Chairpersons interviewed on presidential search, salaries

Students protested outside of the Community Center on the afternoon of Saturday, Feb. 22, while the board of trustees met inside to vote on various business matters of Guilford College.

The protestors’ message: our faculty pay issues must be addressed. There is no way, the signs said, that Guilford’s professors should be ranked dead last among peer colleges.

During a break, some trustees trickled out and engaged students in conversation before they were called back in to vote on matters that affect students.

Regardless of unhappy students or underpaid faculty, the band played on.

The trustees gave the green light for administrators to figure out what would need to be cut should enrollment meet a bare minimum requirement. During the last round of reductions, several adjunct and staff positions were cut.

The Board also confirmed the tenure of two professors and raised tuition and room and board by three percent. Additionally, at the request of the CCE SGA, student activity fee for the adult population was raised by $15.

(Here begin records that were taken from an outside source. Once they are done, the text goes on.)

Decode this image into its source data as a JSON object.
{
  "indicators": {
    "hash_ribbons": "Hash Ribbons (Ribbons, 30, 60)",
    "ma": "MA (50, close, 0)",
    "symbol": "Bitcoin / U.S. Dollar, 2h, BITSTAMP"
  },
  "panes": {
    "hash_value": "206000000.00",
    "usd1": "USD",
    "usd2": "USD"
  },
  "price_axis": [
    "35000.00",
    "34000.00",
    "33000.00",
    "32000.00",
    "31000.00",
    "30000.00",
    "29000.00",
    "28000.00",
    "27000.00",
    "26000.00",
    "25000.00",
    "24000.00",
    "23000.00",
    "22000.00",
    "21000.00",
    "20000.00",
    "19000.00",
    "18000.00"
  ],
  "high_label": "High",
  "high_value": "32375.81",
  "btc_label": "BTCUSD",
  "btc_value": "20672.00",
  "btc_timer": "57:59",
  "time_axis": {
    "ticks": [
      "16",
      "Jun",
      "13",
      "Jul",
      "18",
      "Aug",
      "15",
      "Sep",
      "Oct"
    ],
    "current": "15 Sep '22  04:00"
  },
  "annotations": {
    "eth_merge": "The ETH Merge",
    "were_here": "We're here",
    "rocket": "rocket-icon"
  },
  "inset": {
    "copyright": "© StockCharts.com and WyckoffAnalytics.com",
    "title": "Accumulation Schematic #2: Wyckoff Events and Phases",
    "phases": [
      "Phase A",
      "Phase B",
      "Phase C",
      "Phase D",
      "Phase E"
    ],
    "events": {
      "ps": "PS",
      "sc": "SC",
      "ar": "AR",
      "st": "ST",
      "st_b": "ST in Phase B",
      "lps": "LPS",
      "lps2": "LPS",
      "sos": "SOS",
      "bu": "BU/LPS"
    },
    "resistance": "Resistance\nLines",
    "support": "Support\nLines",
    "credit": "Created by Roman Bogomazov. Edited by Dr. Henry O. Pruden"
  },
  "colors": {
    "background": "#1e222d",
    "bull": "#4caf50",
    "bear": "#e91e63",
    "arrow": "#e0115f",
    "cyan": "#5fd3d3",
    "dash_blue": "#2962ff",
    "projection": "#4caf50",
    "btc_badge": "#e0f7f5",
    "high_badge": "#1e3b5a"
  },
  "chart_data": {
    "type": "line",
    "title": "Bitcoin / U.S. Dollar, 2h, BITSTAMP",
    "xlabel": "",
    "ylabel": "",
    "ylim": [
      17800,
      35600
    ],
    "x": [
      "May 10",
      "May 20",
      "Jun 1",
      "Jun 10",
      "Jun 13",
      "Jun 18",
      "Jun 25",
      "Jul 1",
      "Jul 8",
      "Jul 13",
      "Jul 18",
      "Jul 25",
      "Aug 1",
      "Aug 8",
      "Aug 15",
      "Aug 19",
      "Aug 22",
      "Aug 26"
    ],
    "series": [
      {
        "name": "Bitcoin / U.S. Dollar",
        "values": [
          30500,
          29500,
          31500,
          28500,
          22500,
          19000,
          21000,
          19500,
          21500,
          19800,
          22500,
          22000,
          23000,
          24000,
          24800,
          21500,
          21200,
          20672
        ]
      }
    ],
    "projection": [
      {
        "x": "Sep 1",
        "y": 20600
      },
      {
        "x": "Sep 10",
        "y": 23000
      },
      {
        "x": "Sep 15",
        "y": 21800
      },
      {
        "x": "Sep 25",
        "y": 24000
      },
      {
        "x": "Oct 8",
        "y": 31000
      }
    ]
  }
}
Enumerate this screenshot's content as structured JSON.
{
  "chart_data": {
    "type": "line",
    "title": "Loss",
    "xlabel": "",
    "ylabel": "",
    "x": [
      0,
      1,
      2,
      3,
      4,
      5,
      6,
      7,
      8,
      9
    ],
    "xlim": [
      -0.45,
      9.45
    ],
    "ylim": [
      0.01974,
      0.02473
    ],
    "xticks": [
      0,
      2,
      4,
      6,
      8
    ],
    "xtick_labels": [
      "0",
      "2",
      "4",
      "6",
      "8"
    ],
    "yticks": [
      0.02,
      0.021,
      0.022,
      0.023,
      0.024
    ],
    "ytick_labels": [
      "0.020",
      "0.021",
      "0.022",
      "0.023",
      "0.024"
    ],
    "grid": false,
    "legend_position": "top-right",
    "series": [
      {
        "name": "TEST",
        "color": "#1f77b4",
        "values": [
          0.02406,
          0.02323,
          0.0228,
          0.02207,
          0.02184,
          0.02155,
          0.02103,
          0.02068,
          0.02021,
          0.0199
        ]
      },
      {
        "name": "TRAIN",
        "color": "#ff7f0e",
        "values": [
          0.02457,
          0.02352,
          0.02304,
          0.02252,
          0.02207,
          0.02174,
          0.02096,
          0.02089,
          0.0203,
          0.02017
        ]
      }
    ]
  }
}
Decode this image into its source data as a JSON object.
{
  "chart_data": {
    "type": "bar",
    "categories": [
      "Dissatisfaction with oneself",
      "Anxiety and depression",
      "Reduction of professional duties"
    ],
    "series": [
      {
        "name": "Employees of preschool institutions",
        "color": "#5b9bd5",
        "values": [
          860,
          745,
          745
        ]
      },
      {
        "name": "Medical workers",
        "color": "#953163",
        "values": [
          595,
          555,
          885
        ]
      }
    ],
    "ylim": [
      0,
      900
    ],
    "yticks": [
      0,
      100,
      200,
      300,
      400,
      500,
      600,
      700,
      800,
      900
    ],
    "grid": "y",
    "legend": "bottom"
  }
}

According to the Vice President for Finance Greg Bursavich, the amount and percentage of any salary adjustments will depend on the actual enrollment in Fall 2014 and the enrollment anticipated for Spring 2015.

So for now, where finances and layoffs are concerned, much is still up in the air.

Following the meeting, Chairperson of the Board of Trustees Joseph M. Bryan Jr. and Chairperson of the Presidential Search Committee Carole Bruce sat down with The Guilfordian for a brief Q&A.

Q: What can you tell me about pay inequality? You have read The Guilfordian and can agree, I’m sure, that faculty are an important part of this institution — why is it that we are dead last among our peers? 

Bryan Jr.: I have no intention of going out and talking to (the protestors). The board has been made aware that salaries are the first priority in the worse case. This is really not a board issue. This is something we entrust to the administration of the College. The budget committee recommends to the president, and he in turn makes his recommendations to us.

Bruce:  Faculty is our biggest cost. If we budget deficits in order to raise salaries, we will eventually run out of money. You have to remember that we have been contending with the $2.5 million in funding cuts. That is a lot of money to lose.

Bryan Jr.: There have been many small liberal arts colleges that have gone belly up. That is what we are trying to avoid here. Higher education all over is facing financial issues.

Q: What can you tell me about the presidential search? 

Bruce: I think the entire board is very satisfied with the applicants. We have over 92 very qualified professionals to choose from.

Q: Can you clarify what “qualified” means? 

Bruce: The applicants have read what the community is looking for, and not only understand, but also are enthusiastic about the ethos of the College. Our next president will value the Quaker values of the College, its testimony, programs such as Principled Problem Solving; and the person accepting the position will have a full understanding of Guilford. I should also add that the board approved a hybrid interviewing process should it be requested. I speak for the entire board when I say it is only if needed.

We would essentially create a small proxy group for the various college constituencies (students, faculty, staff, alumni, board of visitors) sworn to confidentiality to interview the finalist candidates along with the trustees.

Bryan Jr.: We are pushing for open interviews. The hybrid interviewing would only be done if it were impossible to interview otherwise. We want the process to be as open as possible.